Та уже нахмурилась, уткнула кулаки в бока… но в горницу, улыбаясь, вошла Настя. За ее спиной жалась Данка.
– Смотрите, кого вам привела! Цыганка, таборная, родню догоняет. Так пела сегодня на Татарской, что отовсюду народ на воротах сплывался.
– Таборная? – заинтересованная Варька подошла ближе. Илья тоже привстал из-за стола.
Данка робко шагнула навстречу… и вдруг беззвучно ахнула. Лицо ее на глазах сделалось землисто-серым.
– Илья… – прошептала она, делая шаг к двери. – Варь…ка… Я…
Не договорив, она прижала руки к груди. Илья сдвинул брови, медленно вышел из-за стола. Настя непонимающе переводила глаза с него на Данку.
– Ты его знаешь?
– Данка!!! – вдруг завизжала Варька и, оттолкнув брата, бросилась вперед.
Данка отпрянула, но Варька кинулась ей на шею, обняла за худые детские плечи, прижала к себе, что-то быстро, торопливо зашептала на ухо. Данка что-то отвечала – явно невпопад, потому что ее перепуганные глаза смотрели через плечо Варьки на Илью. Тот молча рассматривал собственные сапоги.
– Это же Данка! Это же наша Данка! – кричала Варька. – Из нашего табора, тоже Корчи родственница! Мы и кочевали вместе, пока… – Варька покосилась на черный платок Данки и не очень уверенно закончила: – Пока она замуж в другой табор не вышла.
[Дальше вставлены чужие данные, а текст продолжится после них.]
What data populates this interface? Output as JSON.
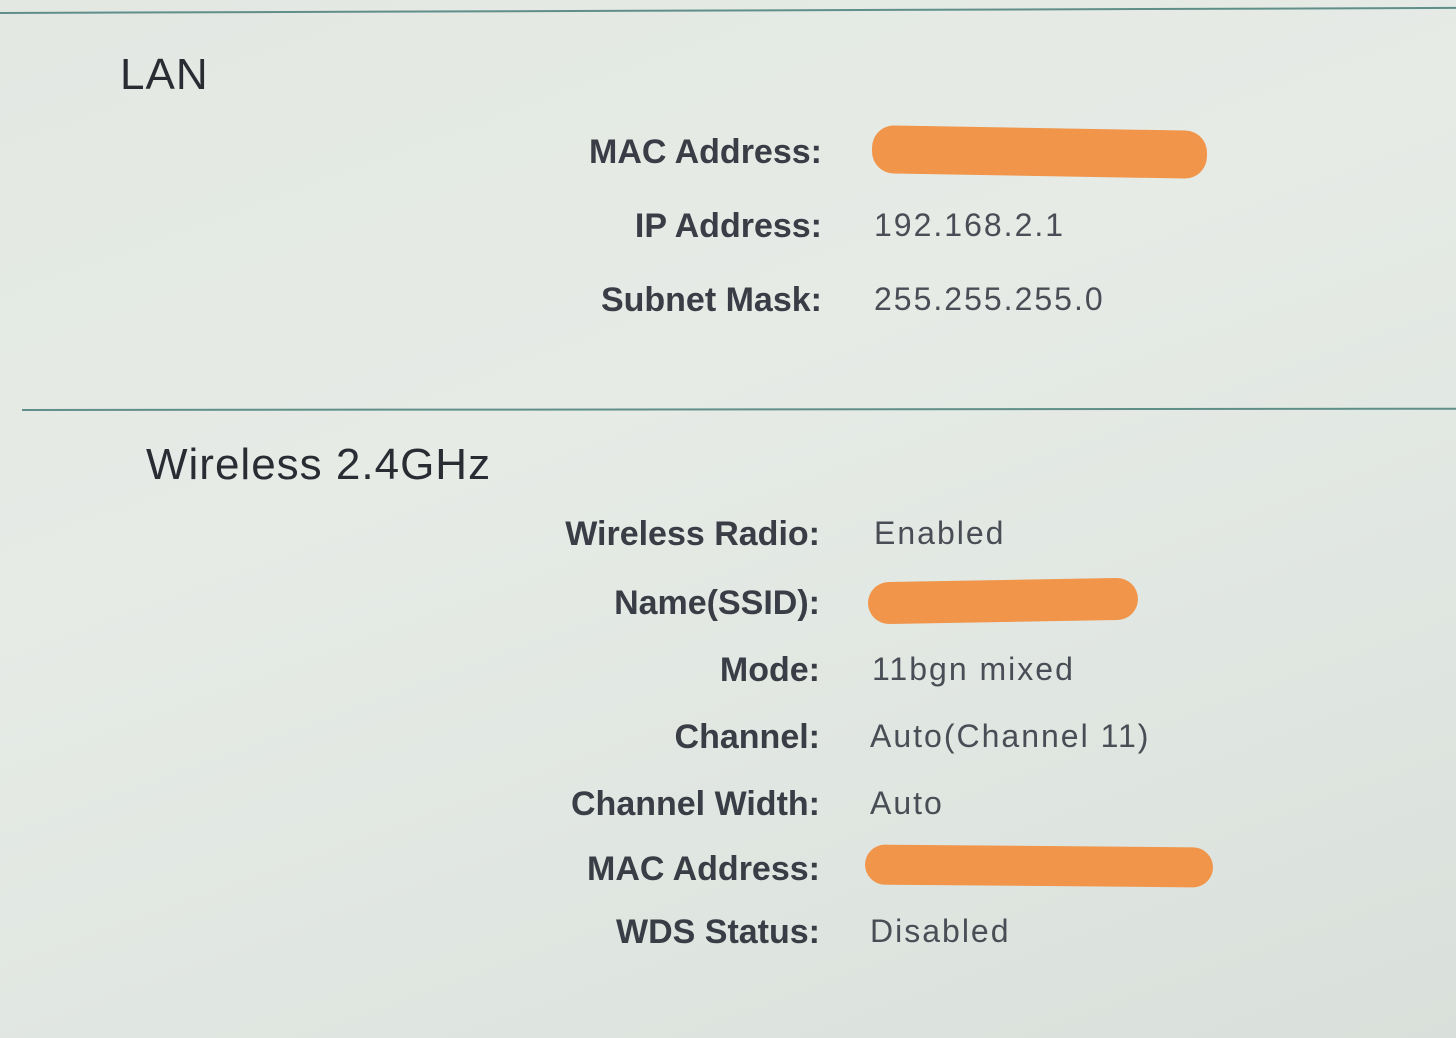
{
  "lan": {
    "title": "LAN",
    "mac_label": "MAC Address:",
    "ip_label": "IP Address:",
    "ip_value": "192.168.2.1",
    "subnet_label": "Subnet Mask:",
    "subnet_value": "255.255.255.0"
  },
  "wireless": {
    "title": "Wireless 2.4GHz",
    "radio_label": "Wireless Radio:",
    "radio_value": "Enabled",
    "ssid_label": "Name(SSID):",
    "mode_label": "Mode:",
    "mode_value": "11bgn mixed",
    "channel_label": "Channel:",
    "channel_value": "Auto(Channel 11)",
    "width_label": "Channel Width:",
    "width_value": "Auto",
    "mac_label": "MAC Address:",
    "wds_label": "WDS Status:",
    "wds_value": "Disabled"
  },
  "colors": {
    "redaction": "#f0954a",
    "divider": "#5f8f88"
  }
}
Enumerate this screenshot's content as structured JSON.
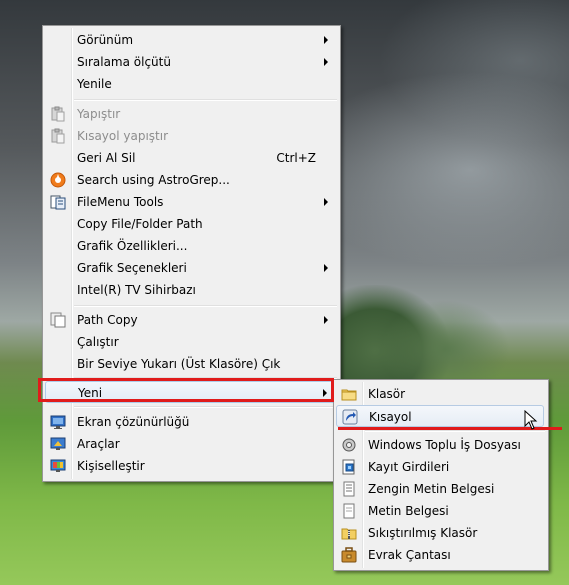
{
  "main_menu": {
    "items": [
      {
        "label": "Görünüm",
        "submenu": true
      },
      {
        "label": "Sıralama ölçütü",
        "submenu": true
      },
      {
        "label": "Yenile"
      },
      {
        "label": "Yapıştır",
        "disabled": true,
        "icon": "paste-icon"
      },
      {
        "label": "Kısayol yapıştır",
        "disabled": true,
        "icon": "paste-shortcut-icon"
      },
      {
        "label": "Geri Al Sil",
        "shortcut": "Ctrl+Z"
      },
      {
        "label": "Search using AstroGrep...",
        "icon": "astrogrep-icon"
      },
      {
        "label": "FileMenu Tools",
        "submenu": true,
        "icon": "filemenu-tools-icon"
      },
      {
        "label": "Copy File/Folder Path"
      },
      {
        "label": "Grafik Özellikleri..."
      },
      {
        "label": "Grafik Seçenekleri",
        "submenu": true
      },
      {
        "label": "Intel(R) TV Sihirbazı"
      },
      {
        "label": "Path Copy",
        "submenu": true,
        "icon": "path-copy-icon"
      },
      {
        "label": "Çalıştır"
      },
      {
        "label": "Bir Seviye Yukarı (Üst Klasöre) Çık"
      },
      {
        "label": "Yeni",
        "submenu": true,
        "active": true
      },
      {
        "label": "Ekran çözünürlüğü",
        "icon": "screen-resolution-icon"
      },
      {
        "label": "Araçlar",
        "icon": "tools-icon"
      },
      {
        "label": "Kişiselleştir",
        "icon": "personalize-icon"
      }
    ]
  },
  "new_submenu": {
    "items": [
      {
        "label": "Klasör",
        "icon": "folder-icon"
      },
      {
        "label": "Kısayol",
        "icon": "shortcut-icon",
        "hover": true
      },
      {
        "label": "Windows Toplu İş Dosyası",
        "icon": "batch-file-icon"
      },
      {
        "label": "Kayıt Girdileri",
        "icon": "registry-entries-icon"
      },
      {
        "label": "Zengin Metin Belgesi",
        "icon": "rich-text-document-icon"
      },
      {
        "label": "Metin Belgesi",
        "icon": "text-document-icon"
      },
      {
        "label": "Sıkıştırılmış Klasör",
        "icon": "compressed-folder-icon"
      },
      {
        "label": "Evrak Çantası",
        "icon": "briefcase-icon"
      }
    ]
  },
  "colors": {
    "highlight_annotation": "#e01b1b",
    "menu_background": "#f0f0f0",
    "hover_border": "#aecbea"
  }
}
При этих словах Данка тяжело привалилась спиной к дверному косяку и закрыла глаза. На ее лбу выступила испарина. Варька взяла ее за локоть и, не обращая внимания на изумленные взгляды Насти и Кузьмы, потащила к столу. Илья по-прежнему стоял, уставившись в пол, до тех пор, пока подошедшая Варька не тронула его за плечо.
– Иди садись, – чуть слышно сказала она. – Потом…
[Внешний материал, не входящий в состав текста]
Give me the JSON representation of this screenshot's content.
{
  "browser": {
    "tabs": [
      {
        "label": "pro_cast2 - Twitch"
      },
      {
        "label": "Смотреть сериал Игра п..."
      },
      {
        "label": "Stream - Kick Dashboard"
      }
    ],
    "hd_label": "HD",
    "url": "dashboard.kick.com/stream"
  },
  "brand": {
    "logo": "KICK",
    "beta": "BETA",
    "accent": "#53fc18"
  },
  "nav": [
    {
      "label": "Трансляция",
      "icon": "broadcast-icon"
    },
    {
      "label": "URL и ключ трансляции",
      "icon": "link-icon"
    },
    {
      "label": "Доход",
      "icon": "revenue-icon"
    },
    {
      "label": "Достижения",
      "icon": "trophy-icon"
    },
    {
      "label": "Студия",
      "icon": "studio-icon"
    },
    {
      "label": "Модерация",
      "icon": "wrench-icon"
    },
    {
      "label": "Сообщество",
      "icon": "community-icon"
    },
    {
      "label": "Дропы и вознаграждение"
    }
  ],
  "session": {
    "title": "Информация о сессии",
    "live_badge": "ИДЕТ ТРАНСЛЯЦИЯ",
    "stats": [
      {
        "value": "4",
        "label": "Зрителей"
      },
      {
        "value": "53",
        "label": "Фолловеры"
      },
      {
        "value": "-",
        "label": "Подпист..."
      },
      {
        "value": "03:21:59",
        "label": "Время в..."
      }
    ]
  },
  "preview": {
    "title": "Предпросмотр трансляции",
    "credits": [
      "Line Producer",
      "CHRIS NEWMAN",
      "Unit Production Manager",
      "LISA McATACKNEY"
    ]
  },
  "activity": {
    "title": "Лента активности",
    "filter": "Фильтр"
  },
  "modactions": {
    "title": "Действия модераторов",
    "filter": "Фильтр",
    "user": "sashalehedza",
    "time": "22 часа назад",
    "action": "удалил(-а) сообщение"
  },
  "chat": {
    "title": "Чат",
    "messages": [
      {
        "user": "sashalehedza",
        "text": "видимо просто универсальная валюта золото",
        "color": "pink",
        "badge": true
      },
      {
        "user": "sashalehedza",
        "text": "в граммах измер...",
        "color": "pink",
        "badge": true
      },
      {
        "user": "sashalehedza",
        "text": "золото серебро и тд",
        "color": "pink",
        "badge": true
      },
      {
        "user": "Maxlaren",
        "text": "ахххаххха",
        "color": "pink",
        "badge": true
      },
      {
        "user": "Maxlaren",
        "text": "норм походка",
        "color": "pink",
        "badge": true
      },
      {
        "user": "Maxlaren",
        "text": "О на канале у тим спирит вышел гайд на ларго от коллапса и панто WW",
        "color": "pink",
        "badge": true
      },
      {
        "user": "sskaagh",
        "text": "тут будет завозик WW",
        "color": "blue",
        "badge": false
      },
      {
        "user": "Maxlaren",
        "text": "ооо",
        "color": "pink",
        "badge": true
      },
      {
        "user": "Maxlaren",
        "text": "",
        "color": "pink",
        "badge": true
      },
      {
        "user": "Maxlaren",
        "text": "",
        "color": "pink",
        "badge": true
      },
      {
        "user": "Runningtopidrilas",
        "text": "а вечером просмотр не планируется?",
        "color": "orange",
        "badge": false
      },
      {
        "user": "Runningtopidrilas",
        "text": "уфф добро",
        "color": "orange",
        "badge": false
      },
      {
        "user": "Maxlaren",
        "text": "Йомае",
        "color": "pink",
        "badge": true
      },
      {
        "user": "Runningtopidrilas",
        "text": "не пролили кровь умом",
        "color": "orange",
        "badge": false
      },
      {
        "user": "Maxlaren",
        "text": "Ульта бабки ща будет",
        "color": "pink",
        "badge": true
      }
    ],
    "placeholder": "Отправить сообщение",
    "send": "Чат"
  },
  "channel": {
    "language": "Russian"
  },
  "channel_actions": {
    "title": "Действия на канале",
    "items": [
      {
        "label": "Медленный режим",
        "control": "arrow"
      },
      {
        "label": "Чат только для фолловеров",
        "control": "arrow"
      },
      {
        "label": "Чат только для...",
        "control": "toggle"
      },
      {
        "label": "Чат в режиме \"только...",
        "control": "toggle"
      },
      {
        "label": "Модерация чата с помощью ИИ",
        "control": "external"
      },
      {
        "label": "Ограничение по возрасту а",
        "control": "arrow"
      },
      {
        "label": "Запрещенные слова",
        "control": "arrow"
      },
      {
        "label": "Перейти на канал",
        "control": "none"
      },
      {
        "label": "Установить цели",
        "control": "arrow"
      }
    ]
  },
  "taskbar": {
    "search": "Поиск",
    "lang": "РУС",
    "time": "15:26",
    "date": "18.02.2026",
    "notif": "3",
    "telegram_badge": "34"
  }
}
Засиделись до глубокой ночи. Пироги удались лучше некуда, Макарьевна принесла самовар, Варька заварила чаю с душистой мятой. Она суетилась вокруг стола, и улыбка не сходила с ее некрасивого лица. Настя без конца расспрашивала Данку о таборной жизни, просила рассказать о ее кочевье, ахала и умоляла еще раз спеть «Очи гибельны». Данка говорила мало, петь отказывалась, на вопросы Насти отвечала вежливо, но с явной неохотой. То и дело ее взгляд останавливался на лице Ильи. Тот, за весь вечер не проронивший ни слова, темнел еще больше, хмурил брови. Но нога Варьки под столом в сотый раз толкала его в голенище сапога.
Лишь к ночи Данка немного оправилась и согласилась спеть. Кузьма сорвался с места, взял гитару, но Данка запела по-таборному, без музыки, даже не взяв дыхания. Лицо ее было замкнутым, серьезным. Выбившиеся из-под платка волосы курчавились по обеим сторонам лица, сумрачно светились глаза. Гортанный голос негромко, вполсилы выводил:
Я красивая – да гулящая,
Боль-беда твоя, жизнь пропащая.
Полюбить меня – даром пропадешь,
А убить меня – от тоски умрешь.
Кузьма не вернулся к столу, присев у стены на сундуке Макарьевны. Обнимал семиструнку, любовно трогал струны, пытался подладиться под Данкину песню. Уже не таясь смотрел в хмурое большеглазое лицо. Иногда Данка украдкой тоже взглядывала на него, Кузьма не успевал отворачиваться, встречался с ней глазами – и дождался-таки скупой улыбки с двумя горькими морщинками. Но Данка тут же отвернулась, о чем-то спросила Варьку, заговорила с Настей. А Кузьме достался напряженный, озабоченный взгляд Ильи из-под сдвинутых бровей.
– Ну вот что, – сказала Настя, когда ходики отстучали десять. – Дело, конечно, твое, ромны, но, по-моему, тебе в хоре лучше будет. Родня сыскалась, вон сидит… – не глядя, Настя показала на мрачного Илью и сияющую улыбкой Варьку. – Голосок у тебя хороший, собой – красавушка. Я отца уговорю. Сейчас, на Страстной, мы все равно в ресторан не ходим. Время есть, позанимаюсь с тобой. Попоешь в хоре, устроишься, обживешься… а там, глядишь, и замуж снова выйдешь. – Через головы сидящих Настя взглянула в угол, где сидел Кузьма, и лукаво улыбнулась.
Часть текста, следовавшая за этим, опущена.